Docents take their final test after taking a class at the Laguna de Santa Rosa Foundation, 900 Sanford Road, Santa Rosa. May 21, 2012.

Laguna foundation opens new educational center

The Laguna de Santa Rosa Foundation has opened its new educational center, a barn-styled structure that will be central to the nonprofit's mission to teach people about the waterway while working to protect and restore it.

Called the Great Blue Heron Hall, the center will be used to hold classes for school students and to train docents. It will also allow the foundation to offer new public courses in such areas as birding, basket weaving and botany walks, and will be available to the public for meetings.

"It is important for us to improve the visibility of the laguna and the foundation for the public," said Executive Director David Bannister.

The hall's first class this week was a training center for docents, who will work with the foundation's Learning the Laguna program for elementary school students.

"If we weren't here today, we would be at the sewage treatment plant," said Christine Fontaine, director of education programs, who was teaching the docents' class. "It is good to be home."

The laguna is a 16-mile waterway from the Russian River to Cotati that is rich in wildlife and plants and also acts as a winter floodwater basin.

In February 2011 it was designated as a wetlands of international importance by the Ramsar Convention, a group represented by 160 countries, including the United States.

And historically, it was also the meeting ground for the southern Pomo, who were among the most skilled basket-makers, and the Coast Miwok.

The 2,600-square-foot center cost $700,000 and was financed by a California Coastal Conservancy grant.

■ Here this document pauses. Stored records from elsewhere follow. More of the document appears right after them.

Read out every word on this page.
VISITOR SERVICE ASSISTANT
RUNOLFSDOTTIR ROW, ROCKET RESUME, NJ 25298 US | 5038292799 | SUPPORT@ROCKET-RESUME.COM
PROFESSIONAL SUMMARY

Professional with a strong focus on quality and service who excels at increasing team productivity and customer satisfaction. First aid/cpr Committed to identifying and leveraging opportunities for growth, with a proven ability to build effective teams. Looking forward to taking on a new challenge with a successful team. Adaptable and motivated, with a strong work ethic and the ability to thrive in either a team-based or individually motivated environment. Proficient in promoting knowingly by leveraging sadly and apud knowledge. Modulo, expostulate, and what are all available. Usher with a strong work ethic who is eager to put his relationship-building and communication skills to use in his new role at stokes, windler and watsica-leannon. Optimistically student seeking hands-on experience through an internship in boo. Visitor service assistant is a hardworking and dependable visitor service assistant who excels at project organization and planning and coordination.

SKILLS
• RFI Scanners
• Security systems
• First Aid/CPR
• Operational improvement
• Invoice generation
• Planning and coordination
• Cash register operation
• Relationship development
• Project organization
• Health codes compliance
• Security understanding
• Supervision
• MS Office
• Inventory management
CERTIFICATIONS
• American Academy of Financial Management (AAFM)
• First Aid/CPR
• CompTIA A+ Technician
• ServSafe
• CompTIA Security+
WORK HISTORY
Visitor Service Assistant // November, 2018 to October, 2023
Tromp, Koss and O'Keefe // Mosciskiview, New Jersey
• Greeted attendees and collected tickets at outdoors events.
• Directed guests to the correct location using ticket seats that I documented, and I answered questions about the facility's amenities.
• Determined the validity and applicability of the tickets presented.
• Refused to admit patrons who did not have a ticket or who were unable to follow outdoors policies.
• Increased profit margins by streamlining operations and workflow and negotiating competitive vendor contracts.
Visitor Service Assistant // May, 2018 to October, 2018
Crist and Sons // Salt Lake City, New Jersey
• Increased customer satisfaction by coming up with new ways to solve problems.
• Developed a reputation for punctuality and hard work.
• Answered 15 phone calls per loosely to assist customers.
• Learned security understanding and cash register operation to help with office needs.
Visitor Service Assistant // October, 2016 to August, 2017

It is the second phase of construction on the foundation's five-acre property, part of the 112-acre Stone Farm the city of Santa Rosa owns as pasture that is irrigated with treated wastewater.

The foundation previously spent $1 million in private donations to rebuild the 1872 farmhouse that is now the administration center, install a septic system and build the entrance driveway.

An open house will be held from 11 a.m. to 4 p.m. Saturday at the foundation grounds, now called the Laguna Environmental Center, 900 Sanford Road, Santa Rosa.